Terkait hal itu, Kementerian Lingkungan Hidup dan Kehutanan telah membangun Sistem Informasi Geospasial KLHK. Ini merupakan sistem penyelenggaraan informasi geospasial tematik, sekaligus sumber data untuk informasi kehutanan.
SIGAP mengelola 102 informasi geospasial tematik yang diperoleh dari berbagai sumber, dan dilengkapi perangkat keamanan dan kerahasiaan data. Selain itu, SIGAP merupakan open source yang aksesnya terbuka untuk masyarakat.
Sementara itu Kepala Badan Informasi Geospasial (BIG) Muh Aris Marfai yang juga menyampaikan pidato kunci pada diskusi tersebut mengatakan pemerintah Indonesia berkomitmen untuk menyediakan data informasi geospasial untuk mendukung perencanaan dan pembangunan, termasuk dalam aksi iklim.
“Untuk akurasi, Pemerintah sedang menyiapkan data informasi geospasial dasar pada peta dengan skala 1:5.000,” katanya.

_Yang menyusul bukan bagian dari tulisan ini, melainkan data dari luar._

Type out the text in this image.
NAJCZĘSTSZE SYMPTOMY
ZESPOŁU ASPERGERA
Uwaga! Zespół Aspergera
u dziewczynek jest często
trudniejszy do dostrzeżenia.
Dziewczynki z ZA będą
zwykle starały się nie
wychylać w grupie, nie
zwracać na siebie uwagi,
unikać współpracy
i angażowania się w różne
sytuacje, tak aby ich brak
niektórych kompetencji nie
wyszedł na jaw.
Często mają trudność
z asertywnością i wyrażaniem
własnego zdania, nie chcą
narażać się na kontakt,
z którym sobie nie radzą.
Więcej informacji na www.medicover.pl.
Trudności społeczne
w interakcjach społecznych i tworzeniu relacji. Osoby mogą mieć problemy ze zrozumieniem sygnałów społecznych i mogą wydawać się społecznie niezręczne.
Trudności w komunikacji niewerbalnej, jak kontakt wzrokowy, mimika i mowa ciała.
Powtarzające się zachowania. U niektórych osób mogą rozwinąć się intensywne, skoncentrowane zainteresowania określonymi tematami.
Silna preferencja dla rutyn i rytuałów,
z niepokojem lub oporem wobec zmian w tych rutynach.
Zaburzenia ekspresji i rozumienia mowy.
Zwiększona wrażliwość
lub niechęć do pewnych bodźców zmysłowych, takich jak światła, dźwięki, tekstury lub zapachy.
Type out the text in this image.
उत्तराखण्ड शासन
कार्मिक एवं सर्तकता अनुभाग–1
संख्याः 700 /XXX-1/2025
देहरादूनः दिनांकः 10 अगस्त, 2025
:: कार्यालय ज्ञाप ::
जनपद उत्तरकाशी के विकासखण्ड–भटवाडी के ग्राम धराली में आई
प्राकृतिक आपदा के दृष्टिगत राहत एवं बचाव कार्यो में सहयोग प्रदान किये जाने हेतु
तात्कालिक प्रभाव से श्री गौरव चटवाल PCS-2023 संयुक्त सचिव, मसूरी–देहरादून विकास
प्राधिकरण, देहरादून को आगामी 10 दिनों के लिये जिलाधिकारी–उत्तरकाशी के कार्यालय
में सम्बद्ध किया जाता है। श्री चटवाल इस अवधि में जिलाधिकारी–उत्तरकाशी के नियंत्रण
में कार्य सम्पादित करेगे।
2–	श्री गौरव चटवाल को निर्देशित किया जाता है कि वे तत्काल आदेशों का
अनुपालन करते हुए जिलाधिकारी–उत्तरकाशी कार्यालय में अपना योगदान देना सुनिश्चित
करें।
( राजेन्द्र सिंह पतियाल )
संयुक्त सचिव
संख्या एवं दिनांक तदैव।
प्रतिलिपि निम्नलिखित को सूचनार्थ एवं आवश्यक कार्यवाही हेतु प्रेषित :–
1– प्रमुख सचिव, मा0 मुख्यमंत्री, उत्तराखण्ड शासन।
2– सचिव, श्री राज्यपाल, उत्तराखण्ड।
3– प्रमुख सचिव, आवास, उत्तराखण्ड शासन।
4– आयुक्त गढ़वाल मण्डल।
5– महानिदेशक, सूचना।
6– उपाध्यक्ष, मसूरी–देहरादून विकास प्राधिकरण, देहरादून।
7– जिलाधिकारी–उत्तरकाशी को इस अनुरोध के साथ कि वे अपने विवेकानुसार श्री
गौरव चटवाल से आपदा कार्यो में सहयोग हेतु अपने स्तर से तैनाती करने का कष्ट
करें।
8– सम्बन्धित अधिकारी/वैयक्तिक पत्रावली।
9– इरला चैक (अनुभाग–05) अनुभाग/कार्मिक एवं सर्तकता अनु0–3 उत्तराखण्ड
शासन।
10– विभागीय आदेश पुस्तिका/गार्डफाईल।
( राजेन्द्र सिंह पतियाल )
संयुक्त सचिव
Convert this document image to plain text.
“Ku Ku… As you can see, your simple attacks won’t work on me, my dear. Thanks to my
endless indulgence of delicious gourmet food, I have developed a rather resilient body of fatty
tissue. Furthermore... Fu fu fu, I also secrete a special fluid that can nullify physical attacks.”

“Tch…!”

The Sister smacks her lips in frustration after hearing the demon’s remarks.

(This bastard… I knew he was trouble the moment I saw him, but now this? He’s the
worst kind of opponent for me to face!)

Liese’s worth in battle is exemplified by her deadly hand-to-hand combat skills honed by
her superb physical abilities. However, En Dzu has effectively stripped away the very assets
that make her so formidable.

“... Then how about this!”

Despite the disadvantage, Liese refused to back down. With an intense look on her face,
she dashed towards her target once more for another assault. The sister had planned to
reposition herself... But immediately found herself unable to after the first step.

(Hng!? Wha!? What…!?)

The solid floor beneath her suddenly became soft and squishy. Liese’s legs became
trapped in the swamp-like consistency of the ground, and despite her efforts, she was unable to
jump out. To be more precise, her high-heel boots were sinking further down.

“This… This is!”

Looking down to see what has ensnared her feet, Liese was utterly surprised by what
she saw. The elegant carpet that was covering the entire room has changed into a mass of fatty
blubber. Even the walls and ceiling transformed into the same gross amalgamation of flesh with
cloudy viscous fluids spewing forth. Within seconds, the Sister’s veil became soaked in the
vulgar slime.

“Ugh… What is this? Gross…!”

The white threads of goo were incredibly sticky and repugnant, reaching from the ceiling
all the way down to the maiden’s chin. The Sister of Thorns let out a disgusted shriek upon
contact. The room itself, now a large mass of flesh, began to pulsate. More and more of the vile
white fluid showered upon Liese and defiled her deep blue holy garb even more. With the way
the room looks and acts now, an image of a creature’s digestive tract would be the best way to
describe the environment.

Peta itu nantinya akan menjadi peta dasar dalam kebijakan Satu Peta. Implementasi kebijakan ini sangat penting dalam pengambilan kebijakan lintas sektor. Percepatan implementasi kebijakan Satu Peta Data menjadi mandat dari Peraturan Presiden Nomor 23 Tahun 2021.
"Dengan satu peta, maka kebijakan untuk banyak kepentingan dapat diputuskan dengan tepat," katanya.
Muh Aris Marfai juga menambahkan bahwa kebijakan satu peta perlu didukung dan dilanjutkan dengan melibatkan peta-peta tematik lain dari kementerian dan lembaga, termasuk yg terkait mitigasi perubahan iklim, kebencanaan, dan program swasembada pangan.